Too long I have lived
In the shadows of shame
Believing that there
Was no way I could change
But the one who is making everything new
Doesn't see me the way that I do
He doesn't see me the way that I do

I am not who I was
I am being remade
I am new
I am chosen and holy
And I'm dearly loved
I am new

I am not who I was
I am being remade I am new
Dead to the old man, I'm coming alive
I am new

Forgiven beloved
Hidden in Christ
Made in the image of the Giver of Life
Righteous and holy
Reborn and remade
Accepted and worthy, this is our new name

This is who we are now...

I have heard this song on the radio before and it has caught my attention.  Today, someone shared it during sharing time and mentioned that the video is worth checking out because he takes pieces of old material, even "junk" and creates something new from it all.  So, I decided to look it up.  I found it on YouTube, vimeo, and Godtube.  There are commercials to deal with and/or hesitation in the video on all the sites, at least today.  So, take your pick and see which works best for you.

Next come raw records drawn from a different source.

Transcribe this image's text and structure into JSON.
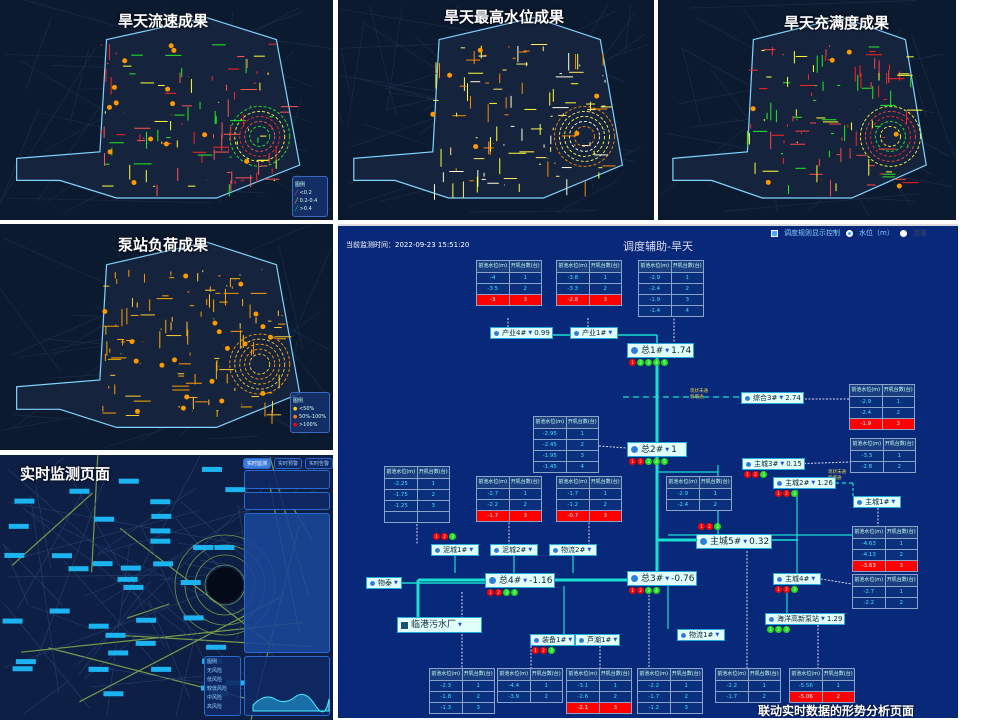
{
  "panels": {
    "flow": {
      "title": "旱天流速成果",
      "legend": {
        "title": "图例",
        "items": [
          "<0.2",
          "0.2-0.4",
          ">0.4"
        ]
      }
    },
    "level": {
      "title": "旱天最高水位成果"
    },
    "fill": {
      "title": "旱天充满度成果"
    },
    "pump": {
      "title": "泵站负荷成果",
      "legend": {
        "title": "图例",
        "items": [
          "<50%",
          "50%-100%",
          ">100%"
        ]
      }
    },
    "monitor": {
      "title": "实时监测页面",
      "legend_title": "图例"
    }
  },
  "schematic": {
    "time_label": "当前监测时间：2022-09-23 15:51:20",
    "title": "调度辅助-旱天",
    "rule_toggle": "调度规则显示控制",
    "radio_level": "水位（m）",
    "radio_flow": "流量",
    "annotation": [
      "现状未通",
      "新增通"
    ],
    "caption": "联动实时数据的形势分析页面",
    "table_header": [
      "前池水位(m)",
      "开机台数(台)"
    ],
    "colors": {
      "background": "#08287a",
      "pipe": "#19e0d0",
      "alarm": "#ff0000",
      "ok": "#22dd22"
    },
    "tables": [
      {
        "id": "cy4",
        "rows": [
          [
            "-4",
            "1"
          ],
          [
            "-3.5",
            "2"
          ],
          [
            "-3",
            "3"
          ]
        ],
        "alarm_row": 2
      },
      {
        "id": "cy1",
        "rows": [
          [
            "-3.8",
            "1"
          ],
          [
            "-3.3",
            "2"
          ],
          [
            "-2.8",
            "3"
          ]
        ],
        "alarm_row": 2
      },
      {
        "id": "z1",
        "rows": [
          [
            "-2.9",
            "1"
          ],
          [
            "-2.4",
            "2"
          ],
          [
            "-1.9",
            "3"
          ],
          [
            "-1.4",
            "4"
          ]
        ]
      },
      {
        "id": "zh3",
        "rows": [
          [
            "-2.9",
            "1"
          ],
          [
            "-2.4",
            "2"
          ],
          [
            "-1.9",
            "3"
          ]
        ],
        "alarm_row": 2
      },
      {
        "id": "z2",
        "rows": [
          [
            "-2.95",
            "1"
          ],
          [
            "-2.45",
            "2"
          ],
          [
            "-1.95",
            "3"
          ],
          [
            "-1.45",
            "4"
          ]
        ]
      },
      {
        "id": "zc3",
        "rows": [
          [
            "-3.3",
            "1"
          ],
          [
            "-2.8",
            "2"
          ]
        ]
      },
      {
        "id": "nc1",
        "rows": [
          [
            "-2.25",
            "1"
          ],
          [
            "-1.75",
            "2"
          ],
          [
            "-1.25",
            "3"
          ],
          [
            "",
            ""
          ]
        ]
      },
      {
        "id": "nc2",
        "rows": [
          [
            "-2.7",
            "1"
          ],
          [
            "-2.2",
            "2"
          ],
          [
            "-1.7",
            "3"
          ]
        ],
        "alarm_row": 2
      },
      {
        "id": "wl2",
        "rows": [
          [
            "-1.7",
            "1"
          ],
          [
            "-1.2",
            "2"
          ],
          [
            "-0.7",
            "3"
          ]
        ],
        "alarm_row": 2
      },
      {
        "id": "zc2",
        "rows": [
          [
            "-2.9",
            "1"
          ],
          [
            "-2.4",
            "2"
          ]
        ]
      },
      {
        "id": "zc1",
        "rows": [
          [
            "-4.63",
            "1"
          ],
          [
            "-4.13",
            "2"
          ],
          [
            "-3.63",
            "3"
          ]
        ],
        "alarm_row": 2
      },
      {
        "id": "zc4",
        "rows": [
          [
            "-2.7",
            "1"
          ],
          [
            "-2.2",
            "2"
          ]
        ]
      },
      {
        "id": "b1",
        "rows": [
          [
            "-2.3",
            "1"
          ],
          [
            "-1.8",
            "2"
          ],
          [
            "-1.3",
            "3"
          ]
        ]
      },
      {
        "id": "b2",
        "rows": [
          [
            "-4.4",
            "1"
          ],
          [
            "-3.9",
            "2"
          ]
        ]
      },
      {
        "id": "b3",
        "rows": [
          [
            "-3.1",
            "1"
          ],
          [
            "-2.6",
            "2"
          ],
          [
            "-2.1",
            "3"
          ]
        ],
        "alarm_row": 2
      },
      {
        "id": "b4",
        "rows": [
          [
            "-2.2",
            "1"
          ],
          [
            "-1.7",
            "2"
          ],
          [
            "-1.2",
            "3"
          ]
        ]
      },
      {
        "id": "b5",
        "rows": [
          [
            "-2.2",
            "1"
          ],
          [
            "-1.7",
            "2"
          ]
        ]
      },
      {
        "id": "b6",
        "rows": [
          [
            "-5.56",
            "1"
          ],
          [
            "-5.06",
            "2"
          ]
        ],
        "alarm_row": 1
      }
    ],
    "stations": [
      {
        "id": "cy4",
        "name": "产业4#",
        "value": "0.99"
      },
      {
        "id": "cy1",
        "name": "产业1#",
        "value": ""
      },
      {
        "id": "z1",
        "name": "总1#",
        "value": "1.74",
        "major": true,
        "lights": [
          "1",
          "2",
          "3",
          "4",
          "5"
        ],
        "on": 1
      },
      {
        "id": "zh3",
        "name": "综合3#",
        "value": "2.74"
      },
      {
        "id": "z2",
        "name": "总2#",
        "value": "1",
        "major": true,
        "lights": [
          "1",
          "2",
          "3",
          "4",
          "5"
        ],
        "on": 2
      },
      {
        "id": "zc3",
        "name": "主城3#",
        "value": "0.15",
        "lights": [
          "1",
          "2",
          "3"
        ],
        "on": 2
      },
      {
        "id": "zc2",
        "name": "主城2#",
        "value": "1.26",
        "lights": [
          "1",
          "2",
          "3"
        ],
        "on": 2
      },
      {
        "id": "zc1",
        "name": "主城1#",
        "value": ""
      },
      {
        "id": "zc5",
        "name": "主城5#",
        "value": "0.32",
        "major": true,
        "lights": [
          "1",
          "2",
          "3"
        ],
        "on": 2
      },
      {
        "id": "nc1",
        "name": "泥城1#",
        "value": "",
        "lights": [
          "1",
          "2",
          "3"
        ],
        "on": 2
      },
      {
        "id": "nc2",
        "name": "泥城2#",
        "value": ""
      },
      {
        "id": "wl2",
        "name": "物流2#",
        "value": ""
      },
      {
        "id": "wt",
        "name": "物泰",
        "value": ""
      },
      {
        "id": "z4",
        "name": "总4#",
        "value": "-1.16",
        "major": true,
        "lights": [
          "1",
          "2",
          "3",
          "4"
        ],
        "on": 2
      },
      {
        "id": "z3",
        "name": "总3#",
        "value": "-0.76",
        "major": true,
        "lights": [
          "1",
          "2",
          "3",
          "4"
        ],
        "on": 2
      },
      {
        "id": "zc4",
        "name": "主城4#",
        "value": "",
        "lights": [
          "1",
          "2",
          "3"
        ],
        "on": 2
      },
      {
        "id": "lg",
        "name": "临港污水厂",
        "value": "",
        "plant": true
      },
      {
        "id": "hy",
        "name": "海洋高新泵站",
        "value": "1.29",
        "lights": [
          "1",
          "2",
          "3"
        ],
        "on": 0
      },
      {
        "id": "wl1",
        "name": "物流1#",
        "value": ""
      },
      {
        "id": "zb1",
        "name": "装备1#",
        "value": "",
        "lights": [
          "1",
          "2",
          "3"
        ],
        "on": 2
      },
      {
        "id": "lc1",
        "name": "芦潮1#",
        "value": ""
      }
    ]
  },
  "monitor": {
    "tabs": [
      "实时监测",
      "实时预警",
      "实时告警"
    ],
    "legend_items": [
      "无风险",
      "低风险",
      "较低风险",
      "中风险",
      "高风险"
    ]
  }
}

As I listen to the song, there are several things that strike me/come to mind.  This is a great song about grace and the sanctification process.  We are being made new.  I am being made new.  Like the caterpillar being transformed in the cocoon, I am being remade.  It is an ongoing process.  There is much dross to be burned off, many things to be worked on.  As I go deeper and deeper and attempt to live as my true self, I am being made new along the way.  God takes the old things, the junk in and of my life, and turns them into something beautiful that can be used for worship and praise.  That's pretty amazing.

Continuing along this journey of learning, growing, loving God, and loving others.

Maybe there is something for you here in Jason Gray's song.